Well, next thing I know, the managers are making their rounds to all of the tables and telling all of the customers that it will be as late as 3:00 (2.5 hours from that moment) before the electricity came back on so unless they wanted to sit and wait for that moment, there would be no food. My heart was pounding..and then here comes our food! It was like angels were singing. I was so happy. They said that our food had literally just come out as the lights went out. "BUDDY MOMENT!"

I am so grateful for these moments. I am grateful that Buddy assures us that he is near and that he knows what we need, when we need it.

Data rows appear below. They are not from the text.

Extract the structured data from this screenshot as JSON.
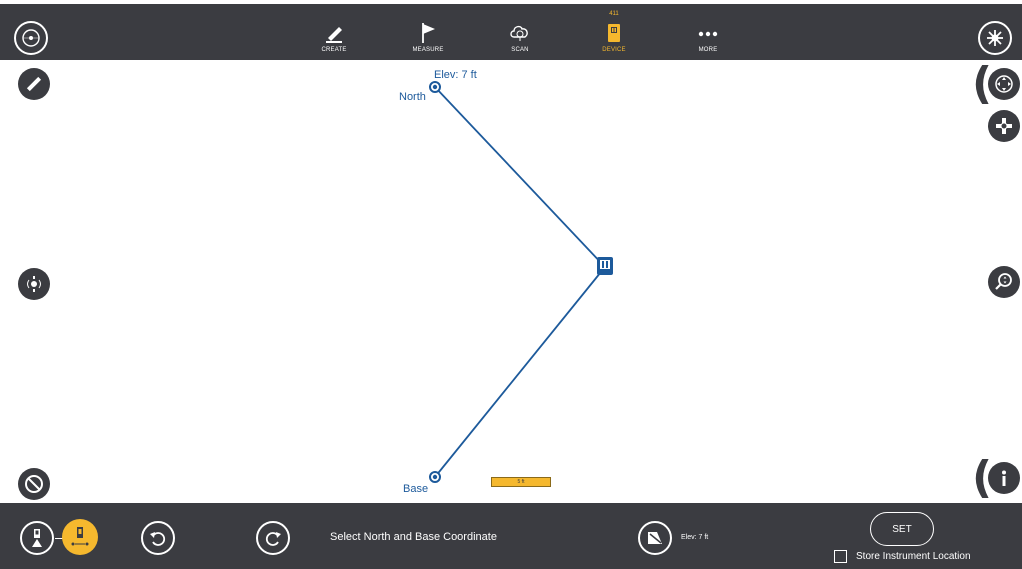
{
  "toolbar": {
    "create_label": "CREATE",
    "measure_label": "MEASURE",
    "scan_label": "SCAN",
    "device_label": "DEVICE",
    "device_badge": "411",
    "more_label": "MORE",
    "active_tab": "DEVICE",
    "active_color": "#f5b82e",
    "bar_color": "#3b3c41"
  },
  "map": {
    "north_label": "North",
    "north_elev": "Elev: 7 ft",
    "base_label": "Base",
    "scale_label": "5 ft",
    "line_color": "#1d5a9b"
  },
  "icons": {
    "top_left": "compass-icon",
    "top_right": "sun-icon",
    "left": [
      "ruler-icon",
      "instrument-radio-icon",
      "prohibited-icon"
    ],
    "right": [
      "move-icon",
      "crosshair-icon",
      "zoom-icon",
      "info-icon"
    ]
  },
  "bottom": {
    "instruction": "Select North and Base Coordinate",
    "elev_text": "Elev: 7 ft",
    "set_label": "SET",
    "store_label": "Store Instrument Location"
  }
}
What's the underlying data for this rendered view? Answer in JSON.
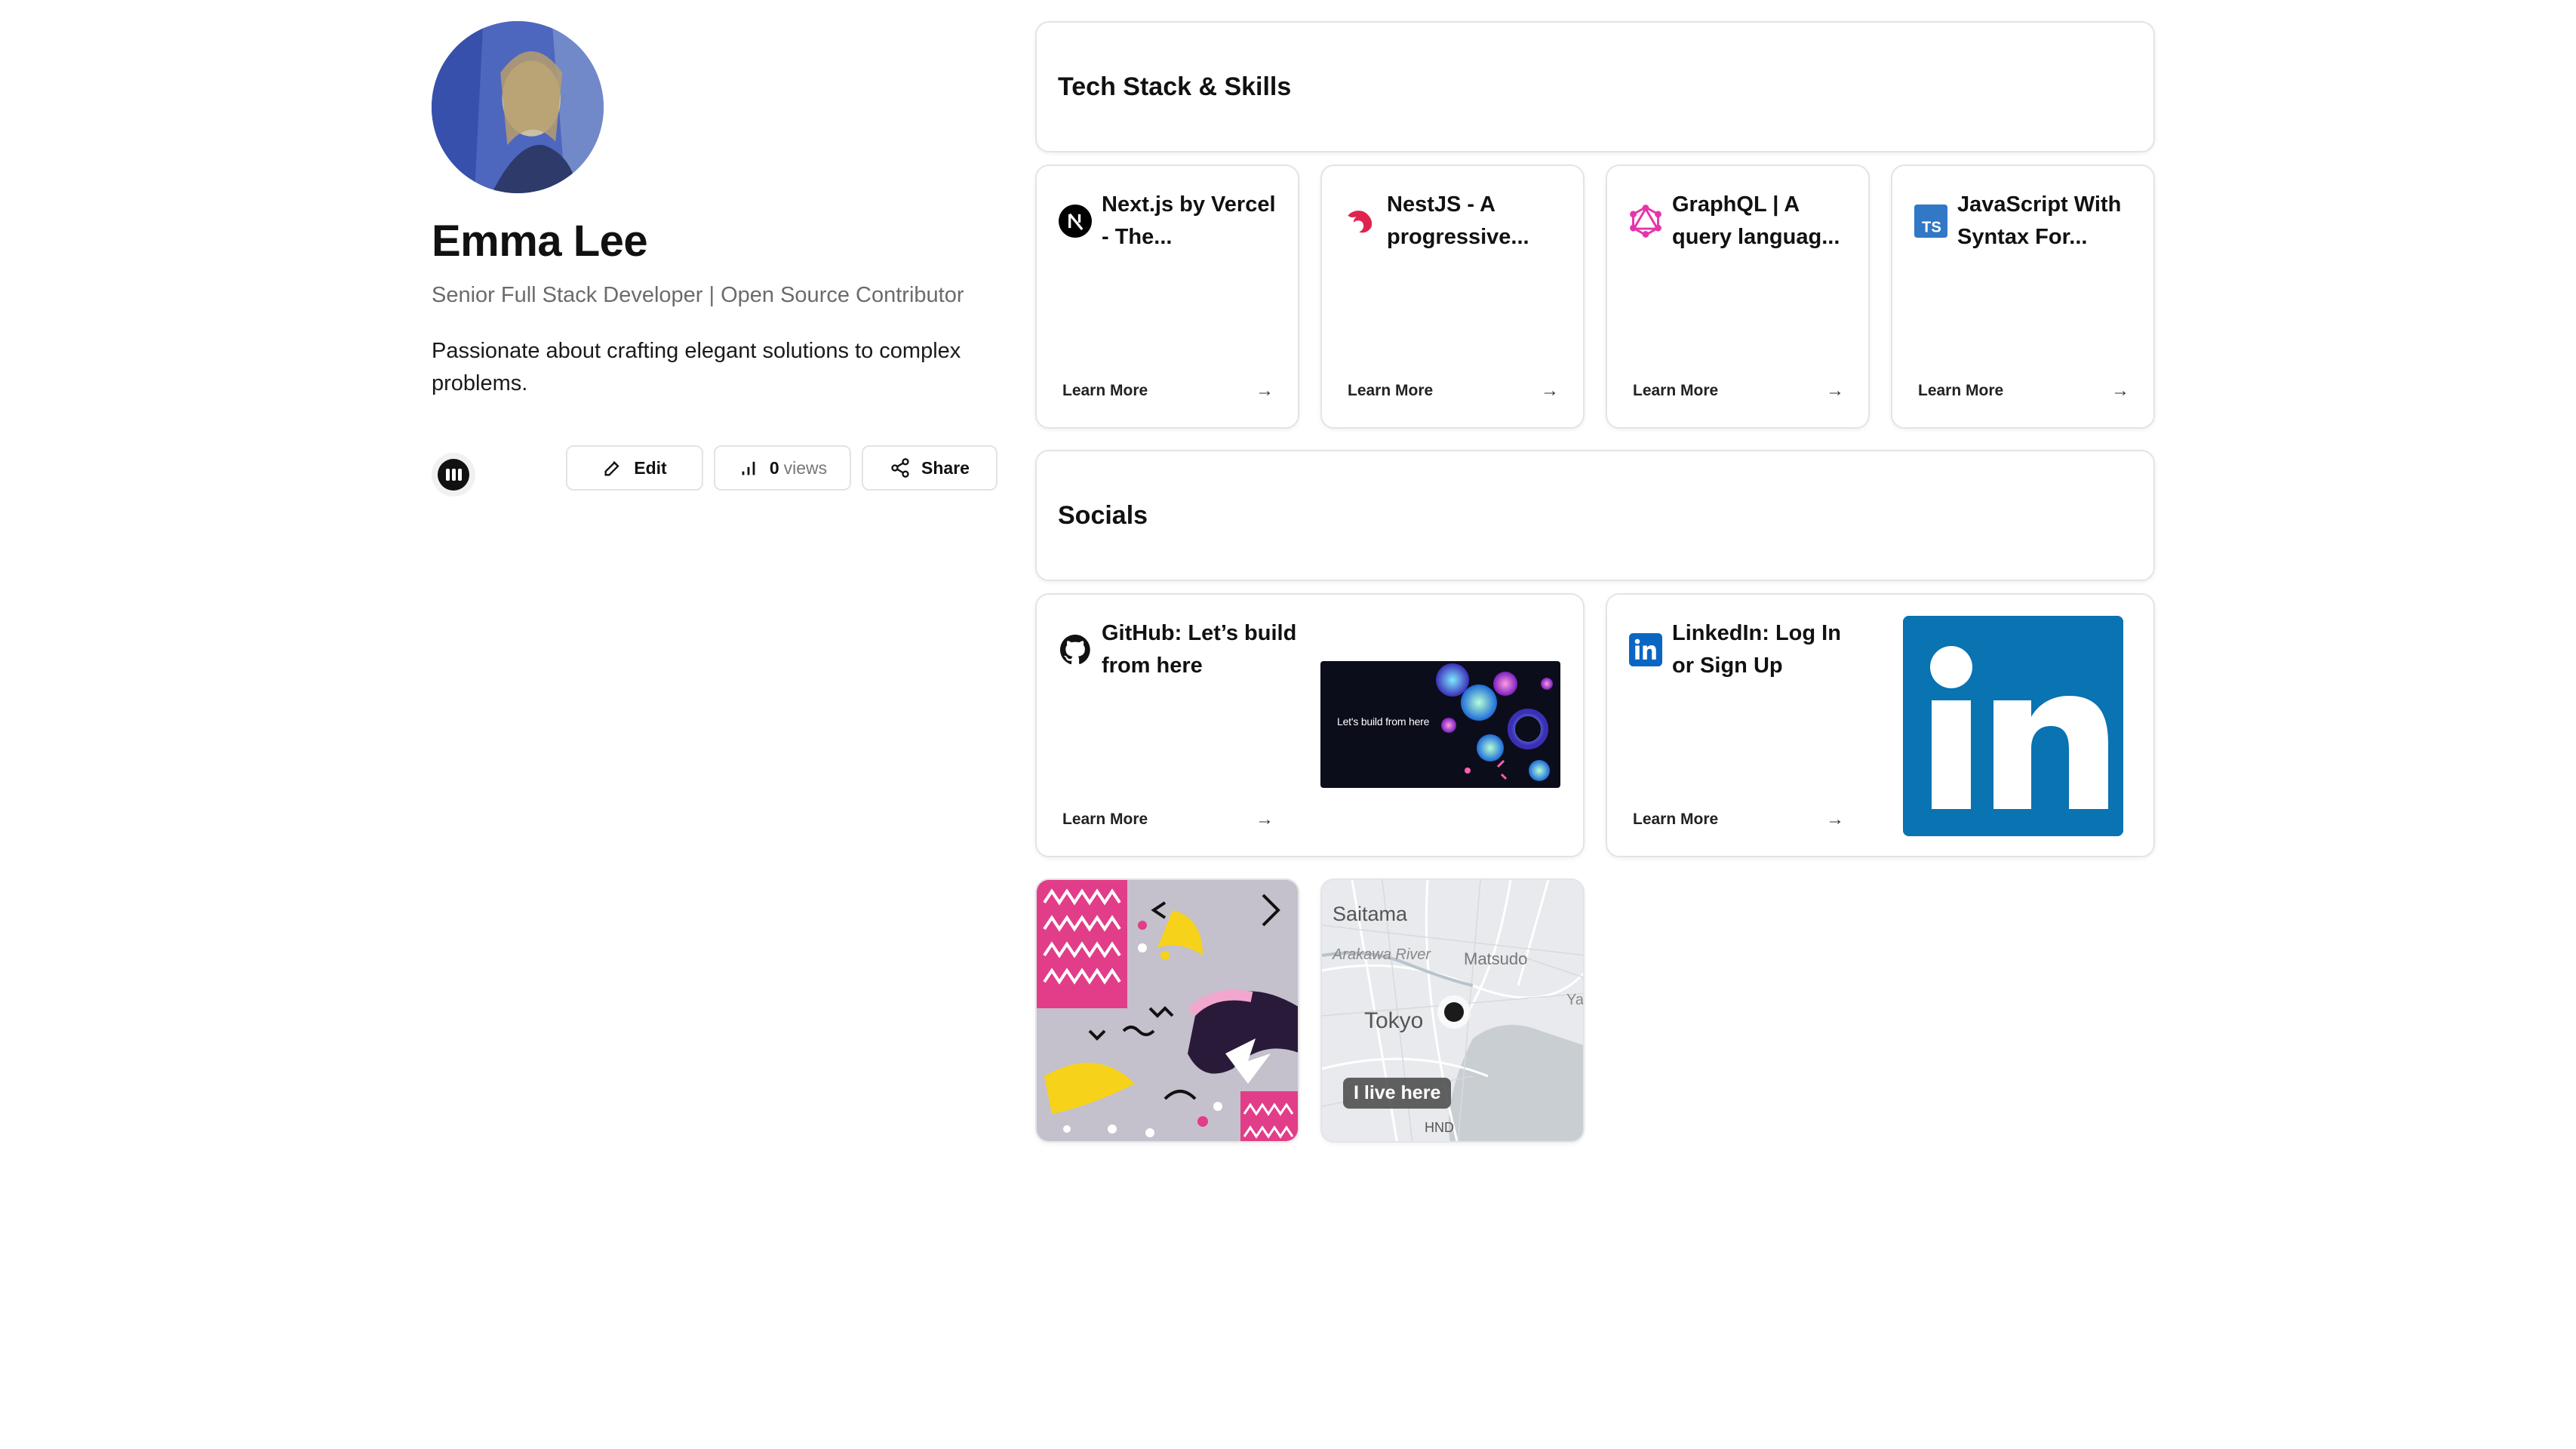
{
  "profile": {
    "name": "Emma Lee",
    "subtitle": "Senior Full Stack Developer | Open Source Contributor",
    "bio": "Passionate about crafting elegant solutions to complex problems."
  },
  "actions": {
    "edit_label": "Edit",
    "views_count": "0",
    "views_label": "views",
    "share_label": "Share"
  },
  "sections": {
    "tech": "Tech Stack & Skills",
    "socials": "Socials"
  },
  "tech_tiles": [
    {
      "title": "Next.js by Vercel - The...",
      "icon": "nextjs-icon",
      "cta": "Learn More"
    },
    {
      "title": "NestJS - A progressive...",
      "icon": "nestjs-icon",
      "cta": "Learn More"
    },
    {
      "title": "GraphQL | A query languag...",
      "icon": "graphql-icon",
      "cta": "Learn More"
    },
    {
      "title": "JavaScript With Syntax For...",
      "icon": "typescript-icon",
      "cta": "Learn More"
    }
  ],
  "social_tiles": [
    {
      "title": "GitHub: Let’s build from here",
      "icon": "github-icon",
      "cta": "Learn More",
      "thumb_text": "Let's build from here"
    },
    {
      "title": "LinkedIn: Log In or Sign Up",
      "icon": "linkedin-icon",
      "cta": "Learn More"
    }
  ],
  "map": {
    "labels": [
      "Saitama",
      "Arakawa River",
      "Matsudo",
      "Tokyo",
      "Ya",
      "HND"
    ],
    "pill": "I live here"
  },
  "colors": {
    "nest": "#e0234e",
    "graphql": "#e535ab",
    "ts": "#3178c6",
    "linkedin": "#0a66c2"
  }
}
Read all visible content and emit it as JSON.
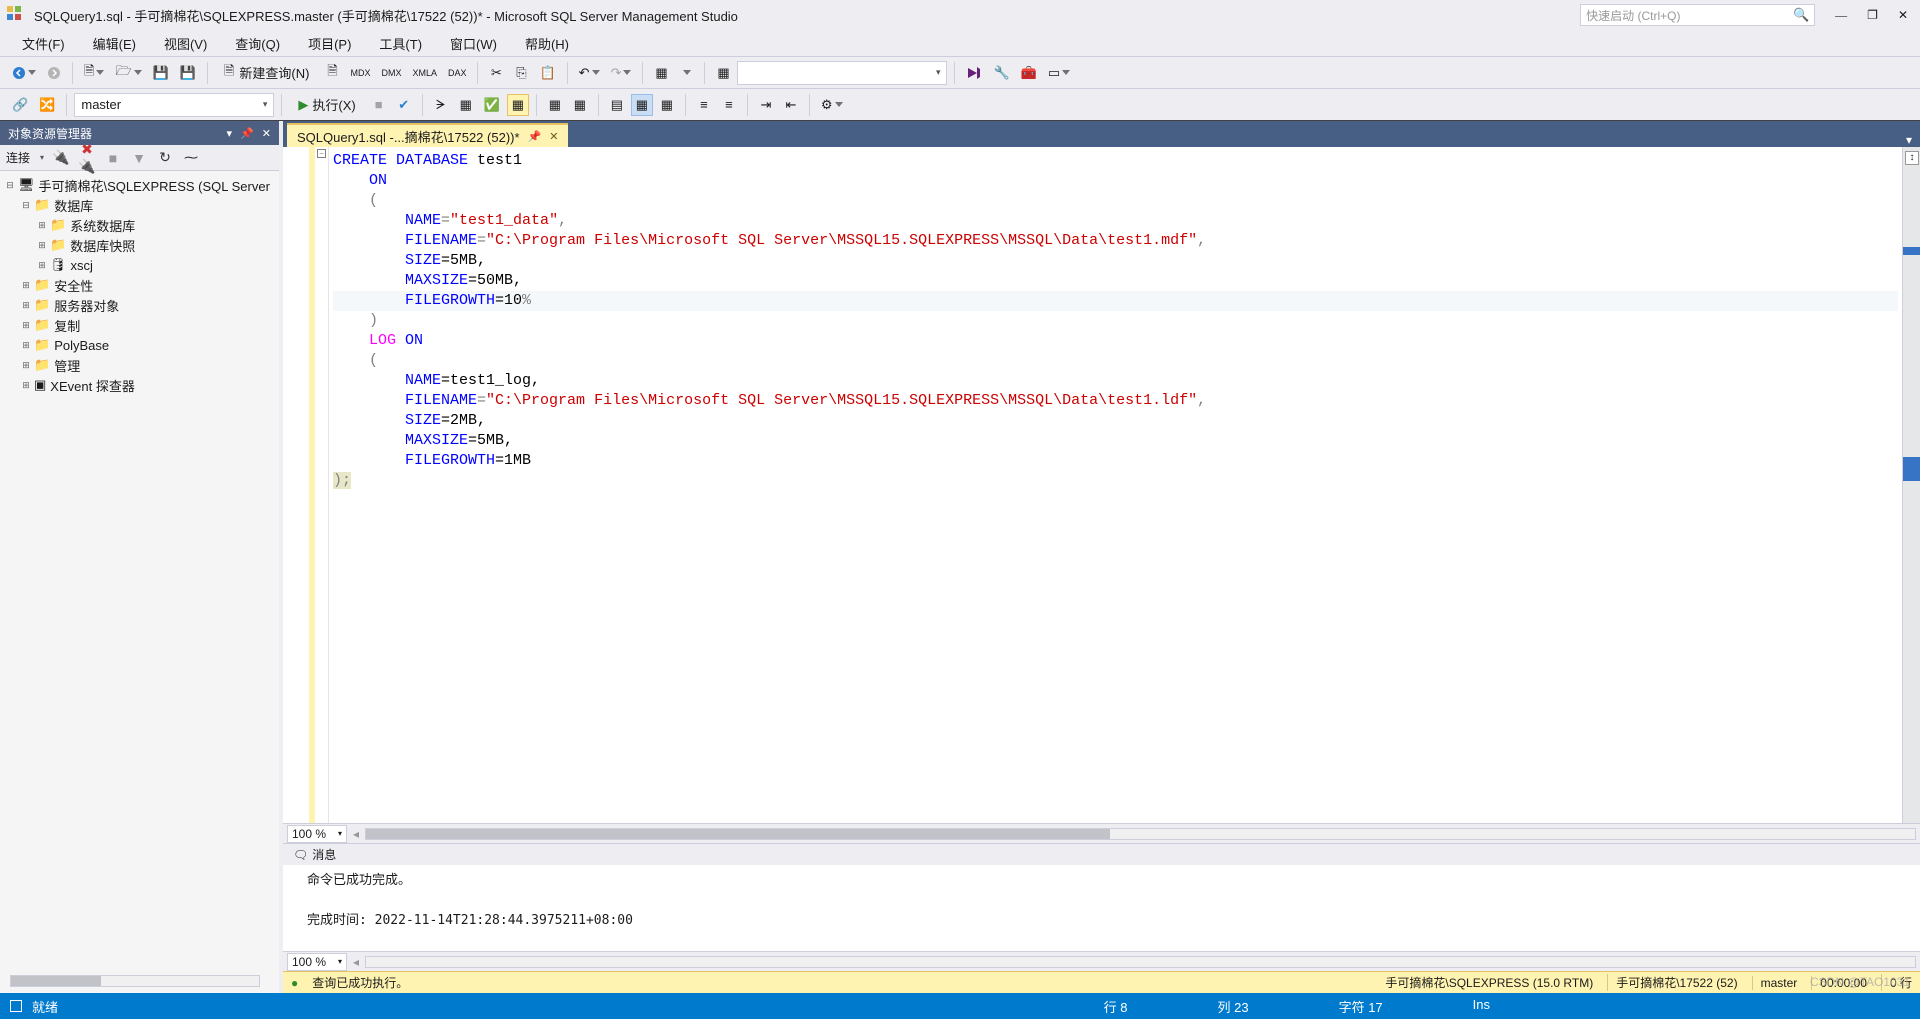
{
  "title": "SQLQuery1.sql - 手可摘棉花\\SQLEXPRESS.master (手可摘棉花\\17522 (52))* - Microsoft SQL Server Management Studio",
  "quick_launch_placeholder": "快速启动 (Ctrl+Q)",
  "menu": [
    "文件(F)",
    "编辑(E)",
    "视图(V)",
    "查询(Q)",
    "项目(P)",
    "工具(T)",
    "窗口(W)",
    "帮助(H)"
  ],
  "toolbar1": {
    "new_query": "新建查询(N)"
  },
  "toolbar2": {
    "db_combo": "master",
    "execute": "执行(X)"
  },
  "object_explorer": {
    "header": "对象资源管理器",
    "connect_label": "连接",
    "tree": {
      "server": "手可摘棉花\\SQLEXPRESS (SQL Server",
      "db_root": "数据库",
      "sys_db": "系统数据库",
      "snap": "数据库快照",
      "user_db": "xscj",
      "security": "安全性",
      "svr_obj": "服务器对象",
      "repl": "复制",
      "poly": "PolyBase",
      "mgmt": "管理",
      "xevent": "XEvent 探查器"
    }
  },
  "doc_tab": "SQLQuery1.sql -...摘棉花\\17522 (52))*",
  "code": {
    "l1_create": "CREATE",
    "l1_database": "DATABASE",
    "l1_name": " test1",
    "l2_on": "ON",
    "l3_paren": "(",
    "l4_name": "NAME",
    "l4_eq": "=",
    "l4_val": "\"test1_data\"",
    "l4_comma": ",",
    "l5_filename": "FILENAME",
    "l5_eq": "=",
    "l5_val": "\"C:\\Program Files\\Microsoft SQL Server\\MSSQL15.SQLEXPRESS\\MSSQL\\Data\\test1.mdf\"",
    "l5_comma": ",",
    "l6_size": "SIZE",
    "l6_rest": "=5MB,",
    "l7_max": "MAXSIZE",
    "l7_rest": "=50MB,",
    "l8_fg": "FILEGROWTH",
    "l8_rest": "=10",
    "l8_pct": "%",
    "l9_paren": ")",
    "l10_log": "LOG",
    "l10_on": "ON",
    "l11_paren": "(",
    "l12_name": "NAME",
    "l12_rest": "=test1_log,",
    "l13_filename": "FILENAME",
    "l13_eq": "=",
    "l13_val": "\"C:\\Program Files\\Microsoft SQL Server\\MSSQL15.SQLEXPRESS\\MSSQL\\Data\\test1.ldf\"",
    "l13_comma": ",",
    "l14_size": "SIZE",
    "l14_rest": "=2MB,",
    "l15_max": "MAXSIZE",
    "l15_rest": "=5MB,",
    "l16_fg": "FILEGROWTH",
    "l16_rest": "=1MB",
    "l17_close": ");"
  },
  "zoom": "100 %",
  "messages": {
    "tab_label": "消息",
    "line1": "命令已成功完成。",
    "line2": "完成时间: 2022-11-14T21:28:44.3975211+08:00"
  },
  "query_status": {
    "ok_text": "查询已成功执行。",
    "server": "手可摘棉花\\SQLEXPRESS (15.0 RTM)",
    "user": "手可摘棉花\\17522 (52)",
    "db": "master",
    "time": "00:00:00",
    "rows": "0 行"
  },
  "app_status": {
    "ready": "就绪",
    "line": "行 8",
    "col": "列 23",
    "char": "字符 17",
    "ins": "Ins"
  },
  "watermark": "CSDN @TAO1031"
}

Thursday, December 6, 2012

Love Prevails


A lot has happened since my last post..I have completed one 5K and one 4 mile Turkey Trot. I ran both of those with Kimbo and cannot even begin to tell you how rewarding and amazing they both were. Last year while we were in San Antonio for Thanksgiving, Buddy and Kimbo ran the Turkey Trot and I promised both of them that come hell or high water, I would run with them in 2012..well, as it turns out, Hell did indeed come and I still ran it with my Kimbo while Rachel and Aunt Susie walked. It was incredible!

Thanksgiving was hard..There is no question about that. However, we were blessed to share it with Buddy's mom and dad who mean the world to me. I cannot tell you how blessed I am to have such amazing in-laws who love and support me so much. Of course we were at Susie's house and her daughters Amy (along with her husband J.R. and their sweet son Max), and Erin all joined us throughout our visit there. It was a wonderful trip filled with 2 trips to Sea World, 1 trip to Morgan's Wonderland and lots of shopping!

Everyone of us all wore our Buddy Run shirts on Thanksgiving. It was very special and helped us feel his presence there.

Since we got home from our little vacation a few hiccups have occurred but nothing we cannot handle.  I've had some very serious health insurance issues that have caused so much stress but I am trying to have faith that the Lord will provide.  I continue to run almost every day and keep my chin up.

I have had a few very spiritual conversations with Buddy that I of course, will not share here but they have been very healing and made me realize that the time to move forward (not a fan of the term moving on because really? How does one "move on" after something like this) is now and Buddy truly wants me to find happiness.  I am working on that. I am enduring and trying my very best to help my children do the same.

As we face these next few weeks, we will stumble upon some hard days. December 13, will mark my 15th wedding anniversary. Followed, of course, by Christmas. It is going to be a doozy of a month but I am determined to push through and survive yet 2 more firsts.This is not to say there will not be tears. I assure you they will flow like crazy but that is ok. That is necessary. However, I also know that he is near and will help us get through.

The thought of him not being here to help me put presents under the tree on Christmas eve, or to help me make our traditional HUGE Christmas breakfast (we don't do a big Christmas dinner, just a massive breakfast), or watch the kids open their presents...that is a lot to swallow. However, my favorite moment every Christmas was Christmas eve, after the children were in bed and we had finished putting all of the Christmas presents under the tree..we would sit on our bed and exchange stockings..it is something we have done from the beginning.  It truly was our favorite part of the Christmas holiday. Sometimes we filled them with silly stuff, sometimes it was sentimental but it was always something we both looked forward to.  Every year, he gave me a bottle of Pepsi, Gum, mints and a lottery ticket. Every single year those were included. I will so miss doing that this year. But I will create new traditions..eventually.

So, we will continue to move forward (not on) and cry our tears and smile our smiles. But through it all, we will remember how blessed we were and are to have love in our home and  the love of an amazing dad and husband. We love you Buddy!